Dheny swallowed hard. "Yeah, it's me. Dheny. I...I was the landlord who evicted you."
Margaret form began to flicker, her anger making her presence unstable. "You threw me out in the middle of winter. You didn't care that I had nowhere to go. Do you know what happened to me?"
"I didn't?" Dheny trailed off, guilt hitting him like a freight train. He knew what had happened. Margaret had frozen to death in her car a week after the eviction, her body found slumped over the steering wheel in the parking lot of a gas station.
"You killed me!" Margaret screamed, lunging toward him. Her hands, icy and spectral, wrapped around his throat. Though Dheny was insubstantial, the pain was real. His breath came in ragged gasps as darkness crept into his vision.
"I'm sorry!" he choked out, his voice strained. "I was wrong. I didn't care about what you were going through. I only cared about the rent. I was a coward, and I'm sorry!"
The grip on his throat loosened, and Margaret's form wavered. Her glowing eyes dimmed, replaced by something that looked almost human grief, pain, and longing.
"You are sorry?" she whispered, her voice cracking.

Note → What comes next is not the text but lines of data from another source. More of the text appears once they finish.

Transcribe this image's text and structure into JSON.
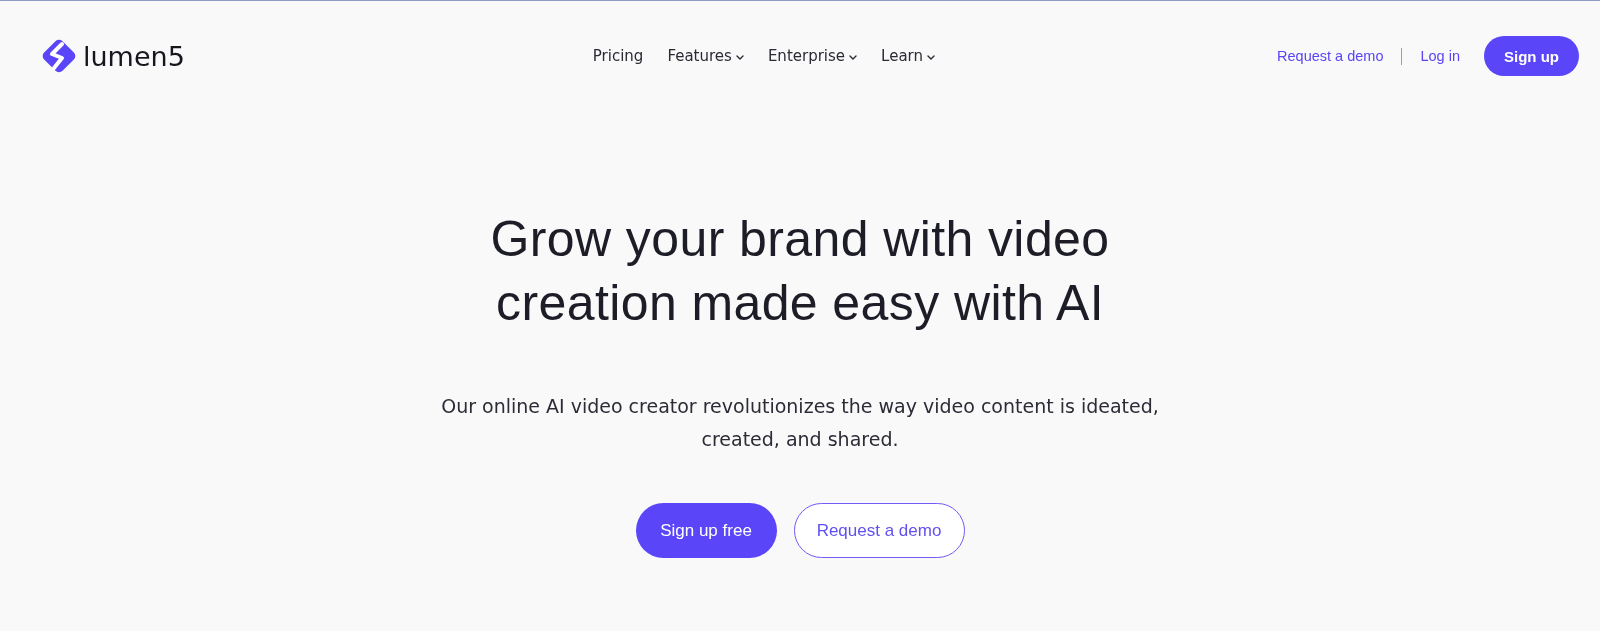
{
  "header": {
    "logo": {
      "text": "lumen5"
    },
    "nav": [
      {
        "label": "Pricing",
        "dropdown": false
      },
      {
        "label": "Features",
        "dropdown": true
      },
      {
        "label": "Enterprise",
        "dropdown": true
      },
      {
        "label": "Learn",
        "dropdown": true
      }
    ],
    "actions": [
      {
        "label": "Request a demo",
        "kind": "link"
      },
      {
        "label": "Log in",
        "kind": "link"
      },
      {
        "label": "Sign up",
        "kind": "button"
      }
    ]
  },
  "hero": {
    "heading": "Grow your brand with video creation made easy with AI",
    "description": "Our online AI video creator revolutionizes the way video content is ideated, created, and shared.",
    "buttons": [
      {
        "label": "Sign up free",
        "kind": "primary"
      },
      {
        "label": "Request a demo",
        "kind": "secondary"
      }
    ]
  }
}
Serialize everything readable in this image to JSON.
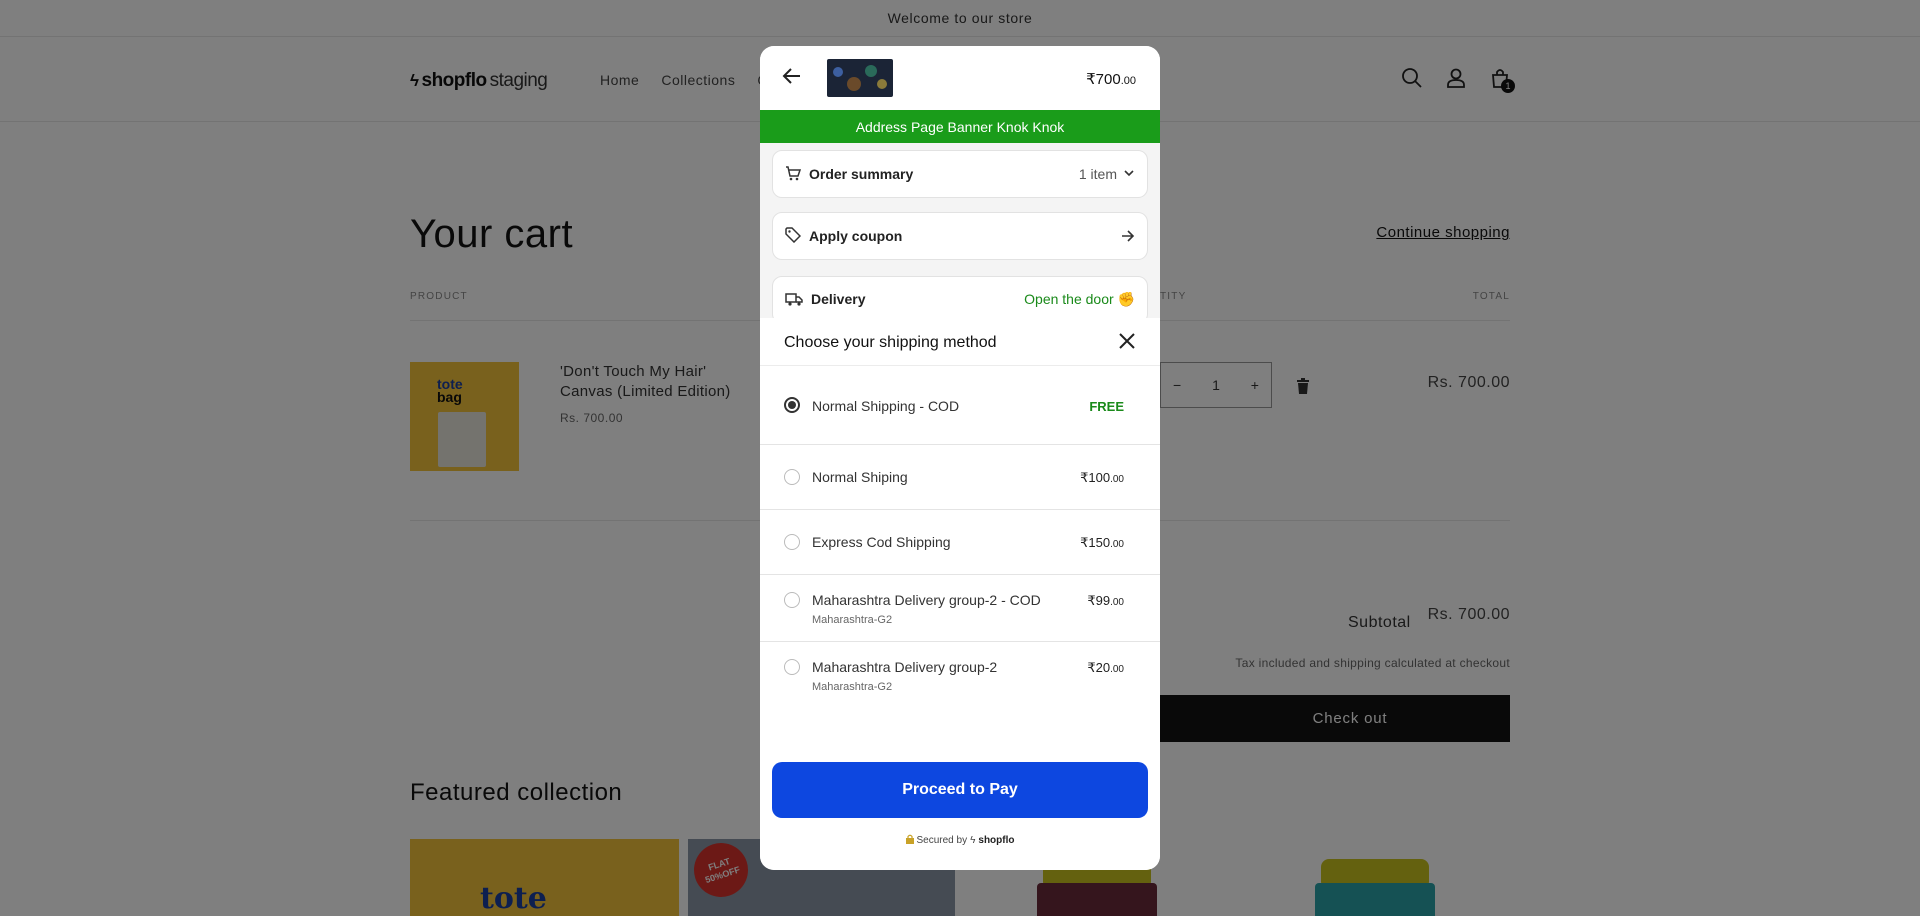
{
  "store": {
    "announcement": "Welcome to our store",
    "logo_brand": "shopflo",
    "logo_suffix": "staging",
    "nav": [
      "Home",
      "Collections",
      "C"
    ],
    "cart_count": "1",
    "cart_title": "Your cart",
    "continue_shopping": "Continue shopping",
    "columns": {
      "product": "PRODUCT",
      "quantity": "TITY",
      "total": "TOTAL"
    },
    "item": {
      "name": "'Don't Touch My Hair' Canvas (Limited Edition)",
      "price": "Rs. 700.00",
      "quantity": "1",
      "line_total": "Rs. 700.00",
      "image_text": [
        "tote",
        "bag",
        "o"
      ]
    },
    "subtotal_label": "Subtotal",
    "subtotal_value": "Rs. 700.00",
    "tax_note": "Tax included and shipping calculated at checkout",
    "checkout_label": "Check out",
    "featured_title": "Featured collection",
    "featured_card1_text": "tote",
    "featured_badge": "FLAT 50%OFF"
  },
  "modal": {
    "price_main": "₹700",
    "price_decimal": ".00",
    "banner": "Address Page Banner Knok Knok",
    "order_summary_label": "Order summary",
    "order_summary_count": "1 item",
    "coupon_label": "Apply coupon",
    "delivery_label": "Delivery",
    "delivery_value": "Open the door ✊",
    "sheet_title": "Choose your shipping method",
    "options": [
      {
        "name": "Normal Shipping - COD",
        "sub": "",
        "cost_main": "FREE",
        "cost_decimal": "",
        "selected": true
      },
      {
        "name": "Normal Shiping",
        "sub": "",
        "cost_main": "₹100",
        "cost_decimal": ".00",
        "selected": false
      },
      {
        "name": "Express Cod Shipping",
        "sub": "",
        "cost_main": "₹150",
        "cost_decimal": ".00",
        "selected": false
      },
      {
        "name": "Maharashtra Delivery group-2 - COD",
        "sub": "Maharashtra-G2",
        "cost_main": "₹99",
        "cost_decimal": ".00",
        "selected": false
      },
      {
        "name": "Maharashtra Delivery group-2",
        "sub": "Maharashtra-G2",
        "cost_main": "₹20",
        "cost_decimal": ".00",
        "selected": false
      }
    ],
    "pay_label": "Proceed to Pay",
    "secured_prefix": "Secured by",
    "secured_brand": "shopflo"
  },
  "colors": {
    "banner_green": "#1a9c1a",
    "pay_blue": "#0d47e0",
    "free_green": "#1a8a1a"
  }
}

"Yes," Dheny said, tears streaming down his face. "I failed you. I should have helped you, but I didn't. I'm so sorry, Margaret."
The frost on the walls began to melt, andthe oppressive atmosphere lifted. Margaret's form softened, her ghastly features fading into something more familiar. She looked like the woman in the photo, tired but whole.
"I just wanted someone to care," she said softly.
"I care now," Dheny said.
Margaret gave him one last, lingering look before her form dissolved into shimmering light. The apartment grew warm again, the eerie bloodstains disappearing from the walls.
Dheny turned to the young couple, who were staring at him in stunned silence. They couldn't see him, of course, but they felt the change in the air.
"Guess that's one down," Dheny muttered. He looked at his hands, which seemed a little more solid than before.
Somewhere, faintly, he thought he heard Remer voice chuckling.